Job Corps center helps to replace wave data buoy
Published 5:00 am Sunday, July 28, 2013
ASTORIA — When “Clatsop Spit,” one of its two spherical, yellow Waverider weather buoys located outside the mouth of the Columbia River, “died” from a drained battery, Scripps Institution of Oceanography in San Diego dispatched a two-man team to Astoria to replace it as soon as possible.
And the institution turned to one of its continuing partners, Tongue Point Job Corps Center and its vessel, the Ironwood, as its preferred delivery platform.
The nearly 70-year-old former U.S. Coast Guard buoy tender, loaded with more than 50 student crew members, researchers and Tongue Point staff, delivered a replacement Waverider buoy back into the Pacific Ocean last week, re-establishing a wealth of wave data in the Columbia River Bar used by several agencies.
“We put the buoy in the water, then we deployed the chain to hold it in place,” said Len Tumbarello, the former U.S. Coast Guard sector deputy commander and the new head of Tongue Point’s seamanship program. “The position’s where it needs to be. We talked to the Scripps folks, and it’s transmitting and doing its job again.”
The Clatsop Spit buoy floats about three miles offshore from its namesake in about 82 feet of water. A second Scripps buoy, the “Astoria Canyon,” is about 30 nautical miles west of the mouth of the Columbia River in more than 600 feet of water.
They both record wave height, direction and frequency, along with surface water temperatures.
The information program, based out of the oceanographic institute within the University of California San Diego, displays their live data stream at http://cdip. ucsd.edu and its mobile website, http://cdip.ucsd.edu/m. The information is used by many other marine weather apps and websites.
Dan Jordan of the Columbia River Bar Pilots said his group uses the buoys to determine whether ships can cross the bar safely. Meanwhile, he added, the U.S. Coast Guard uses them for search and rescue and in their bar closures; mariners use them for safety; and the U.S. Army Corps of Engineers uses them to study coastal erosion.

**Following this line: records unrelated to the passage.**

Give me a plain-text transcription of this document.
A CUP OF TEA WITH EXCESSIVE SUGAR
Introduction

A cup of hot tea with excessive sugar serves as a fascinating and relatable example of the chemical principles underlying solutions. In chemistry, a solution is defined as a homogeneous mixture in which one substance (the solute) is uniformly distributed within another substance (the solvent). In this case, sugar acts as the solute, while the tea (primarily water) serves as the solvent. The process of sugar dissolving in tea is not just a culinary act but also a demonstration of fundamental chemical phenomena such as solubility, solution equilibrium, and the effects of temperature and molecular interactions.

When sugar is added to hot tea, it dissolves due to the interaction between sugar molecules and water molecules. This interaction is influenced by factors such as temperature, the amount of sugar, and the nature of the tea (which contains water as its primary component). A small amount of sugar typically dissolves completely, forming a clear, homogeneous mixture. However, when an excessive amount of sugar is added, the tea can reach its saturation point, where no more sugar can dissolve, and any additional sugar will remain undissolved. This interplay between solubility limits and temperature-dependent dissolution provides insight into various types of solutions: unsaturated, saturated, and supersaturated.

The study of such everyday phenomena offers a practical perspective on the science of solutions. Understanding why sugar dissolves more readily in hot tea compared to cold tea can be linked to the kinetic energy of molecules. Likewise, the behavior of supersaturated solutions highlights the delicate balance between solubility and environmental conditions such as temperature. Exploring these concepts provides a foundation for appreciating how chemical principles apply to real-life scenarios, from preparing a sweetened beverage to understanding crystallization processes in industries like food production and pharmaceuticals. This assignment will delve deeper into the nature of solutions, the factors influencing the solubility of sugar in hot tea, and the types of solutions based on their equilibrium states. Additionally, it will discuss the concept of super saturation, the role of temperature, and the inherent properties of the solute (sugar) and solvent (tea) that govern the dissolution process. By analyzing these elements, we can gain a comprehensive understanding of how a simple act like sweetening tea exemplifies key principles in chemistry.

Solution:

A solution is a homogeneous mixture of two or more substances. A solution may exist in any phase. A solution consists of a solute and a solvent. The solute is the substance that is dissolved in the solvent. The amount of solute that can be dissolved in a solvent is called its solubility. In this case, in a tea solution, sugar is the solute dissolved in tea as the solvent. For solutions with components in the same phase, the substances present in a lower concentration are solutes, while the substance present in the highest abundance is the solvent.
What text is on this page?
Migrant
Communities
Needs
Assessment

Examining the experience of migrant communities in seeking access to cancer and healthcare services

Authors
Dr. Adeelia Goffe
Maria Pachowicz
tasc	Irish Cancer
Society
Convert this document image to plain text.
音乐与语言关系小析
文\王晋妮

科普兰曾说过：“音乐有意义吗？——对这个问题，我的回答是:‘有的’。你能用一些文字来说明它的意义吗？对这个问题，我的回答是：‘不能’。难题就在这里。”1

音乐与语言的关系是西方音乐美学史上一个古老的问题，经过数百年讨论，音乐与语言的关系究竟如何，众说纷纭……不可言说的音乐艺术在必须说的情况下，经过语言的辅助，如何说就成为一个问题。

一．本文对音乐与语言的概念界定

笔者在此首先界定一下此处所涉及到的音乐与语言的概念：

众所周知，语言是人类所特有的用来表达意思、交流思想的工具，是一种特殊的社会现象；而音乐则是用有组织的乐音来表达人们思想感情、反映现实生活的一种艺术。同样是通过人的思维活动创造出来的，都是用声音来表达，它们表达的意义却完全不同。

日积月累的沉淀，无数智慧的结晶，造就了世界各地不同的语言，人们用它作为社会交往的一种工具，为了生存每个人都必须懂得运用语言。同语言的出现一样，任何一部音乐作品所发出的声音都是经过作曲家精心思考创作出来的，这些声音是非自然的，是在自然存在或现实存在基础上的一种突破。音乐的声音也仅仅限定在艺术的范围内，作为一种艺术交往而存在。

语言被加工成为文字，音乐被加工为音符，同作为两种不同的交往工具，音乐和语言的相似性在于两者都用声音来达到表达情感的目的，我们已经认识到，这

When the buoy “died” the week before last, Jordan said Scripps called him. He called the Coast Guard, which towed it to shore.
Then the Ironwood, complete with more than 50 Job Corps student crew members, Tumbarello, former Capt. Patrick Albers, other staff and two researchers from Scripps, took the $60,000 buoy to a GPS-marked location.
“The benefit here is that they (the students) get to see an at-sea evolution, line handling — that type of thing where they can have some hands-on training,” said Tumbarello, who’s still in training himself for a merchant marine license needed before he can captain the Ironwood.
The dead buoy sits at Tongue Point, from which it will head back to UC San Diego for assessment and reconditioning.
Scripps has responded to downed buoys as fast as two to three days after the fact, said Pickering.